The gigantic problem with the diplomatic approach, of course, is that neither the United States or North Korea appears interested in such a process. But there may be one man who possesses the gravitas, name recognition and history with Pyongyang to reawaken diplomacy out of its slumber: former President Jimmy Carter.
Thrusting the thirty-ninth President of the United States into the North Korean nuclear dilemma brings up several inevitable questions. The first: why would Jimmy Carter have any more success than the dozens of U.S. secretaries of state, undersecretaries and special envoys who over the years have attempted to work a negotiation with the Kim regime? The second question: why now?
The answer to the latter question is somewhat obvious but cannot be overstated enough. North Korea’s nuclear and missile development is fast approaching the point where Washington and its Asian allies will no longer be able to do anything about it short of a catastrophic war or recognition of North Korea as a formal member of the nuclear weapons club. It has long become fashionable to say that there are no good options to the North Korean nuclear crisis, but the trope happens to be true . Every North Korea policy that successive U.S. administrations, Republican and Democrat, have settled on has either failed to produce the objective of Pyongyang’s denuclearization or has only been a temporary solution.
Negotiations with the Kim dynasty have had short-term successes and long-term failures over the previous twenty-five years. Pyongyang is notorious for signing accords in return for economic, humanitarian and political concessions, only to violate its terms months or years later. The February 2012 “Leap Day agreement” is the most recent case. That deal provided Pyongyang with 240,000 tons of food aid and U.S. statements pledging an intent for a peaceful resolution in exchange for a moratorium on North Korea’s nuclear and missile programs and the re-entry of nuclear inspectors into the country. Weeks later , Kim Jong-il authorized the launching of a satellite into space, an event Washington labeled as a violation of the arrangement.

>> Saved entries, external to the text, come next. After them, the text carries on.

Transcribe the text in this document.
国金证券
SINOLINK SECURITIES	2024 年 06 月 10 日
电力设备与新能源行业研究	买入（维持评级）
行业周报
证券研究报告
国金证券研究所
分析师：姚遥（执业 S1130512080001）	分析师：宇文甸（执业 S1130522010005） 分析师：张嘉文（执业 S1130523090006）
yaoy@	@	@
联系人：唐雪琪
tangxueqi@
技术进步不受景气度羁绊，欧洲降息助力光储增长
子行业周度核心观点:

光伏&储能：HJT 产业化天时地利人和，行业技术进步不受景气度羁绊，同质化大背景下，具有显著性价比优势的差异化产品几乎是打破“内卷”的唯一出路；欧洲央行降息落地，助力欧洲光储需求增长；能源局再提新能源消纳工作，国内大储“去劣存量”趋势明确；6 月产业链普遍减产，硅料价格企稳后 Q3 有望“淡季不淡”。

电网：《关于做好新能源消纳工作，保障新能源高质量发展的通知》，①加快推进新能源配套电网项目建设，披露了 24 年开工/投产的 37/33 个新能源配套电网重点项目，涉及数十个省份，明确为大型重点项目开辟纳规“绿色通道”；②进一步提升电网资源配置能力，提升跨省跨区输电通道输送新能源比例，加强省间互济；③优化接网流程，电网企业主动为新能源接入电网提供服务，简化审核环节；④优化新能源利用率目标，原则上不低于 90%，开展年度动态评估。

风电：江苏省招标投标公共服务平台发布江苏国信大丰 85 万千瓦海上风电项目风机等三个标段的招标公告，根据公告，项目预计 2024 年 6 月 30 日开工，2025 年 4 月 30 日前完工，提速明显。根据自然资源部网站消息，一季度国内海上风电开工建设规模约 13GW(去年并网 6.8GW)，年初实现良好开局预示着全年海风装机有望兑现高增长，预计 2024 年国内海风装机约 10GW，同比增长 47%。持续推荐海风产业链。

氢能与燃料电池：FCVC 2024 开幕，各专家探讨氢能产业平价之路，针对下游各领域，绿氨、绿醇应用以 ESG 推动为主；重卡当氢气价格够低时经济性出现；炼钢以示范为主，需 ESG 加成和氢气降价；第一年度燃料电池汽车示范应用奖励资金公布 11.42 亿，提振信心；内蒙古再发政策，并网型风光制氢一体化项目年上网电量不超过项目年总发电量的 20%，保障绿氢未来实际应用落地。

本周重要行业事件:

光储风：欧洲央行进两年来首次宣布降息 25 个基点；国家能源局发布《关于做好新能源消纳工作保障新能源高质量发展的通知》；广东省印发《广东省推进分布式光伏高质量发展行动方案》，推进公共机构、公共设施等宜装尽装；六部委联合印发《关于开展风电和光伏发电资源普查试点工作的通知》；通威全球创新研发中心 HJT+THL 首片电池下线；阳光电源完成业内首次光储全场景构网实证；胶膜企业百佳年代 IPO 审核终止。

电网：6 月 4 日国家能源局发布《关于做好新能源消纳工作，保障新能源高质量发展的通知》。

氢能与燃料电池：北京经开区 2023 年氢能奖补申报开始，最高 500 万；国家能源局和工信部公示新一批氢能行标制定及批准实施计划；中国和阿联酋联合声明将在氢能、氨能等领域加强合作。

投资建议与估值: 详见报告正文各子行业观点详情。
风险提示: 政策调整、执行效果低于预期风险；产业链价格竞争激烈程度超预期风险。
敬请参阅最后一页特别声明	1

Even the 1994 Agreed Framework, the one diplomatic accord that did in fact have some success in disabling Pyongyang’s plutonium program, collapsed roughly eight years later when the U.S. intelligence community caught the North Koreans secretly building a uranium enrichment capability.
The other options on the table, the use of military force to destroy Pyongyang’s facilities or more economic sanctions to squeeze the regime’s finances further, would either result in an incredible loss of life on the Korean Peninsula (twenty thousand South Korean dead during the first day of a war, according to estimates from the Pentagon) or would take a long period of time to work—assuming further cuts to North Korean imports, exports and banking work at all .
Combined with an erratic and increasingly dangerous war of words between President Trump and North Korean officials, the present situation is at best stalemated and at worst on the cusp of a confrontation. The time is ripe for a deescalation of tensions before miscalculation leads to something more deadly. Although negotiations with the Kim regime are always difficult and rarely successful, it is hard to see any deescalation occurring without dialogue.
Why would Jimmy Carter be the man for the endeavor? Because the former president has performed a similar role before, has had some success with the North Koreans in the past, and has expressed an interest in traveling to Pyongyang to prevent what he views as an escalating spiral of hostility.
The one relatively successful agreement with Pyongyang, for instance, would not have been possible were it not for Carter’s private trip to North Korea to meet with then-Leader Kim Il-Sung. Like the Trump administration today, the Clinton administration at that time was engaged in a national security crisis with the Kim dynasty over the regime’s plutonium program. The White House was actively preparing for a preventive strike against North Korea’s plutonium reactor at Yongbyon and may have even executed such a strike if Carter failed to arrive at an outline with Kim of a diplomatic solution. Clinton administration officials would eventually formalize Carter’s understanding into the Agreed Framework, which shut down the reactor at Yongbyon in exchange for deliveries of heavy fuel oil and promises of diplomatic normalization with the United States.
Two decades later, Carter would fly to Pyongyang yet again to win the release of an American citizen who was detained and convicted to eight years of hard labor. The prisoner release was another notch on Carter’s belt and one more indication that his persistence and diplomatic skills could deliver concrete results.